It’s that time of year again: the longlist for the 2017 International Dublin Literary Award, the world’s richest literary prize, has been announced.
There are 147 titles on the list — from all corners of the world — all of which have been nominated by librarians, making it a proper “readers’ prize”.
You may remember that last year I put together a list of books on the 2016 list, which was hugely popular, so I thought I’d do the same again this year. I’ve focused on the titles that come from the countries I like to champion on this blog: Australia, Canada and Ireland.
The books have been arranged in alphabetical order by author surname. Click on each book title to read my review in full.
Fifteen Dogs by André Alexis (Canadian)
The winner of the 2015 Giller Prize, this strange and surreal novel follows the antics of 15 dogs who, overnight, are granted the power of language and reasoning and then follows what happens to them.
Beatlebone by Kevin Barry (Irish)
The winner of the 2015 Goldsmiths Prize and my favourite read from last year, this book charts one man’s midlife crisis as he searches for the Irish island he bought years earlier but has never properly visited.
Spill Simmer Falter Wither by Sara Baume (Irish)
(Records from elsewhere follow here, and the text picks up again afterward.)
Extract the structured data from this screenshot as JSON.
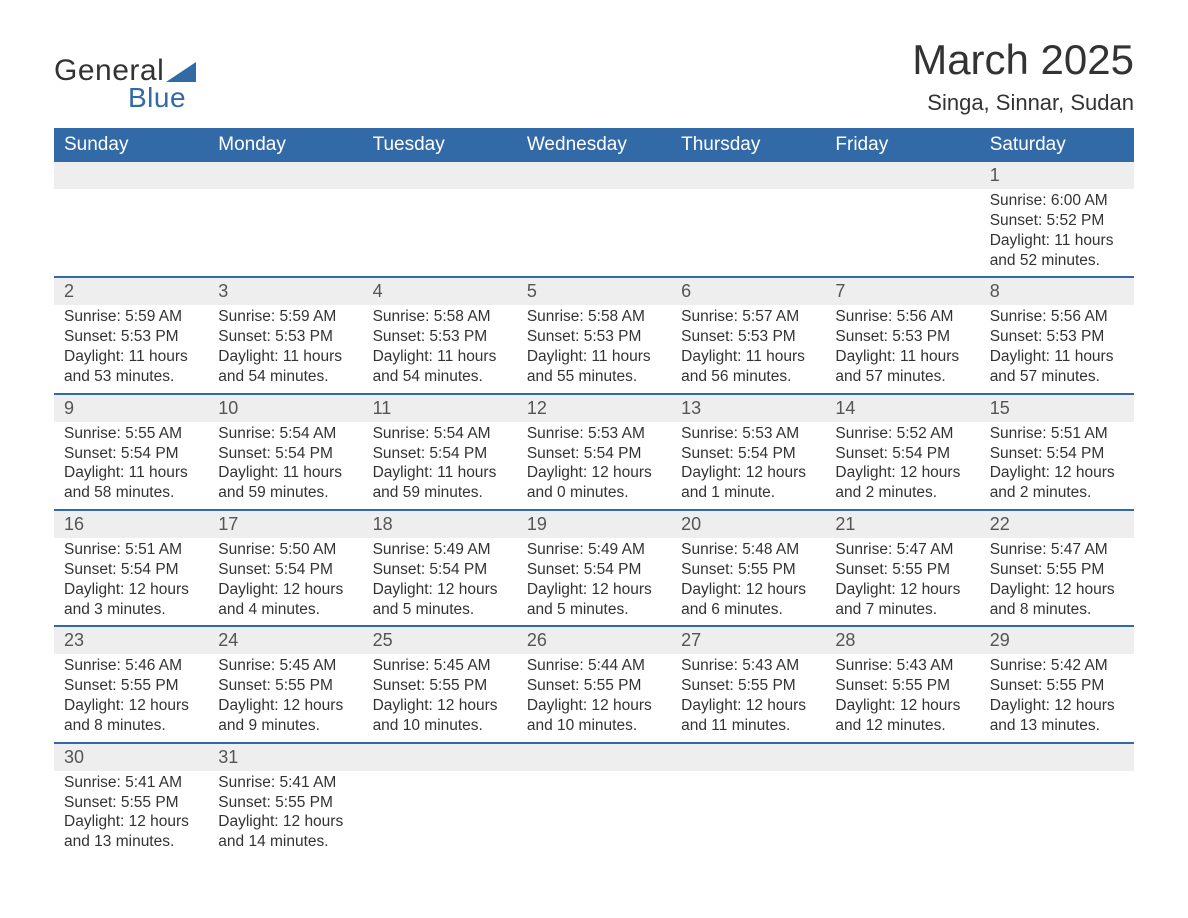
{
  "logo": {
    "general": "General",
    "blue": "Blue",
    "triangle_color": "#326aa8"
  },
  "title": "March 2025",
  "location": "Singa, Sinnar, Sudan",
  "colors": {
    "header_bg": "#326aa8",
    "header_text": "#ffffff",
    "daynum_bg": "#eeeeee",
    "row_divider": "#326aa8",
    "body_text": "#333333",
    "background": "#ffffff"
  },
  "typography": {
    "title_fontsize": 42,
    "location_fontsize": 22,
    "weekday_fontsize": 19,
    "daynum_fontsize": 18,
    "detail_fontsize": 15.5
  },
  "weekdays": [
    "Sunday",
    "Monday",
    "Tuesday",
    "Wednesday",
    "Thursday",
    "Friday",
    "Saturday"
  ],
  "weeks": [
    [
      null,
      null,
      null,
      null,
      null,
      null,
      {
        "n": "1",
        "sr": "Sunrise: 6:00 AM",
        "ss": "Sunset: 5:52 PM",
        "d1": "Daylight: 11 hours",
        "d2": "and 52 minutes."
      }
    ],
    [
      {
        "n": "2",
        "sr": "Sunrise: 5:59 AM",
        "ss": "Sunset: 5:53 PM",
        "d1": "Daylight: 11 hours",
        "d2": "and 53 minutes."
      },
      {
        "n": "3",
        "sr": "Sunrise: 5:59 AM",
        "ss": "Sunset: 5:53 PM",
        "d1": "Daylight: 11 hours",
        "d2": "and 54 minutes."
      },
      {
        "n": "4",
        "sr": "Sunrise: 5:58 AM",
        "ss": "Sunset: 5:53 PM",
        "d1": "Daylight: 11 hours",
        "d2": "and 54 minutes."
      },
      {
        "n": "5",
        "sr": "Sunrise: 5:58 AM",
        "ss": "Sunset: 5:53 PM",
        "d1": "Daylight: 11 hours",
        "d2": "and 55 minutes."
      },
      {
        "n": "6",
        "sr": "Sunrise: 5:57 AM",
        "ss": "Sunset: 5:53 PM",
        "d1": "Daylight: 11 hours",
        "d2": "and 56 minutes."
      },
      {
        "n": "7",
        "sr": "Sunrise: 5:56 AM",
        "ss": "Sunset: 5:53 PM",
        "d1": "Daylight: 11 hours",
        "d2": "and 57 minutes."
      },
      {
        "n": "8",
        "sr": "Sunrise: 5:56 AM",
        "ss": "Sunset: 5:53 PM",
        "d1": "Daylight: 11 hours",
        "d2": "and 57 minutes."
      }
    ],
    [
      {
        "n": "9",
        "sr": "Sunrise: 5:55 AM",
        "ss": "Sunset: 5:54 PM",
        "d1": "Daylight: 11 hours",
        "d2": "and 58 minutes."
      },
      {
        "n": "10",
        "sr": "Sunrise: 5:54 AM",
        "ss": "Sunset: 5:54 PM",
        "d1": "Daylight: 11 hours",
        "d2": "and 59 minutes."
      },
      {
        "n": "11",
        "sr": "Sunrise: 5:54 AM",
        "ss": "Sunset: 5:54 PM",
        "d1": "Daylight: 11 hours",
        "d2": "and 59 minutes."
      },
      {
        "n": "12",
        "sr": "Sunrise: 5:53 AM",
        "ss": "Sunset: 5:54 PM",
        "d1": "Daylight: 12 hours",
        "d2": "and 0 minutes."
      },
      {
        "n": "13",
        "sr": "Sunrise: 5:53 AM",
        "ss": "Sunset: 5:54 PM",
        "d1": "Daylight: 12 hours",
        "d2": "and 1 minute."
      },
      {
        "n": "14",
        "sr": "Sunrise: 5:52 AM",
        "ss": "Sunset: 5:54 PM",
        "d1": "Daylight: 12 hours",
        "d2": "and 2 minutes."
      },
      {
        "n": "15",
        "sr": "Sunrise: 5:51 AM",
        "ss": "Sunset: 5:54 PM",
        "d1": "Daylight: 12 hours",
        "d2": "and 2 minutes."
      }
    ],
    [
      {
        "n": "16",
        "sr": "Sunrise: 5:51 AM",
        "ss": "Sunset: 5:54 PM",
        "d1": "Daylight: 12 hours",
        "d2": "and 3 minutes."
      },
      {
        "n": "17",
        "sr": "Sunrise: 5:50 AM",
        "ss": "Sunset: 5:54 PM",
        "d1": "Daylight: 12 hours",
        "d2": "and 4 minutes."
      },
      {
        "n": "18",
        "sr": "Sunrise: 5:49 AM",
        "ss": "Sunset: 5:54 PM",
        "d1": "Daylight: 12 hours",
        "d2": "and 5 minutes."
      },
      {
        "n": "19",
        "sr": "Sunrise: 5:49 AM",
        "ss": "Sunset: 5:54 PM",
        "d1": "Daylight: 12 hours",
        "d2": "and 5 minutes."
      },
      {
        "n": "20",
        "sr": "Sunrise: 5:48 AM",
        "ss": "Sunset: 5:55 PM",
        "d1": "Daylight: 12 hours",
        "d2": "and 6 minutes."
      },
      {
        "n": "21",
        "sr": "Sunrise: 5:47 AM",
        "ss": "Sunset: 5:55 PM",
        "d1": "Daylight: 12 hours",
        "d2": "and 7 minutes."
      },
      {
        "n": "22",
        "sr": "Sunrise: 5:47 AM",
        "ss": "Sunset: 5:55 PM",
        "d1": "Daylight: 12 hours",
        "d2": "and 8 minutes."
      }
    ],
    [
      {
        "n": "23",
        "sr": "Sunrise: 5:46 AM",
        "ss": "Sunset: 5:55 PM",
        "d1": "Daylight: 12 hours",
        "d2": "and 8 minutes."
      },
      {
        "n": "24",
        "sr": "Sunrise: 5:45 AM",
        "ss": "Sunset: 5:55 PM",
        "d1": "Daylight: 12 hours",
        "d2": "and 9 minutes."
      },
      {
        "n": "25",
        "sr": "Sunrise: 5:45 AM",
        "ss": "Sunset: 5:55 PM",
        "d1": "Daylight: 12 hours",
        "d2": "and 10 minutes."
      },
      {
        "n": "26",
        "sr": "Sunrise: 5:44 AM",
        "ss": "Sunset: 5:55 PM",
        "d1": "Daylight: 12 hours",
        "d2": "and 10 minutes."
      },
      {
        "n": "27",
        "sr": "Sunrise: 5:43 AM",
        "ss": "Sunset: 5:55 PM",
        "d1": "Daylight: 12 hours",
        "d2": "and 11 minutes."
      },
      {
        "n": "28",
        "sr": "Sunrise: 5:43 AM",
        "ss": "Sunset: 5:55 PM",
        "d1": "Daylight: 12 hours",
        "d2": "and 12 minutes."
      },
      {
        "n": "29",
        "sr": "Sunrise: 5:42 AM",
        "ss": "Sunset: 5:55 PM",
        "d1": "Daylight: 12 hours",
        "d2": "and 13 minutes."
      }
    ],
    [
      {
        "n": "30",
        "sr": "Sunrise: 5:41 AM",
        "ss": "Sunset: 5:55 PM",
        "d1": "Daylight: 12 hours",
        "d2": "and 13 minutes."
      },
      {
        "n": "31",
        "sr": "Sunrise: 5:41 AM",
        "ss": "Sunset: 5:55 PM",
        "d1": "Daylight: 12 hours",
        "d2": "and 14 minutes."
      },
      null,
      null,
      null,
      null,
      null
    ]
  ]
}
This beautifully written debut novel follows the up-and-down relationship, over the course of a year, between a troubled man and the viscious rescue dog he has adopted.
Undermajordomo Minor by Patrick deWitt (Canadian)
This is a dark, often funny, Gothic fairy tale about a young man who experiences many strange things when he begins working for the “majordomo” of a creepy castle in a remote village.
The Green Road by Anne Enright (Irish)
A family drama-cum-black-comedy, this prize-winning novel follows the lives of four siblings and their needy, domineering mother over the course of 25 years.
Hope Farm by Peggy Frew (Australian)
This is an engaging story about a 13-year-old girl being brought up in the 1980s by a single mother living in a hippy commune.
The World Without Us by Mireille Juchau (Australian)
An environmental novel, or perhaps even a cli-fi one, this is a beautifully constructed tale about family secrets, love, loss, parenthood and community set in a rural village in northern New South Wales.
The Little Red Chairs by Edna O’Brien (Irish)
War crimes, retribution and justice are the central themes of this novel, which looks at the long-lasting impact of the Siege of Sarajevo and focuses on a (fictional) war criminal who goes in to hiding in a small Irish village.
Salt Creek by Lucy Treloar (Australian)
A superb historical novel, Salt Creek tells the story of one family’s attempt to settle and tame a remote region on the South Australian coast in the mid-19th century, and the dreadful, heartbreaking repercussions that follow.
The Natural Way of Things by Charlotte Wood (Australian)
The winner of this year’s Stella Prize, this anger-fuelled dystopian tale set in the Australian outback focuses on misogyny and sexual shaming.
The prize shortlist will be published on 11 April 2017, and the winner will be announced on 21 June. To find out more, and to view the longlist in full, please visit the official website.
Have you read any of these books? Or others from the extensive longlist?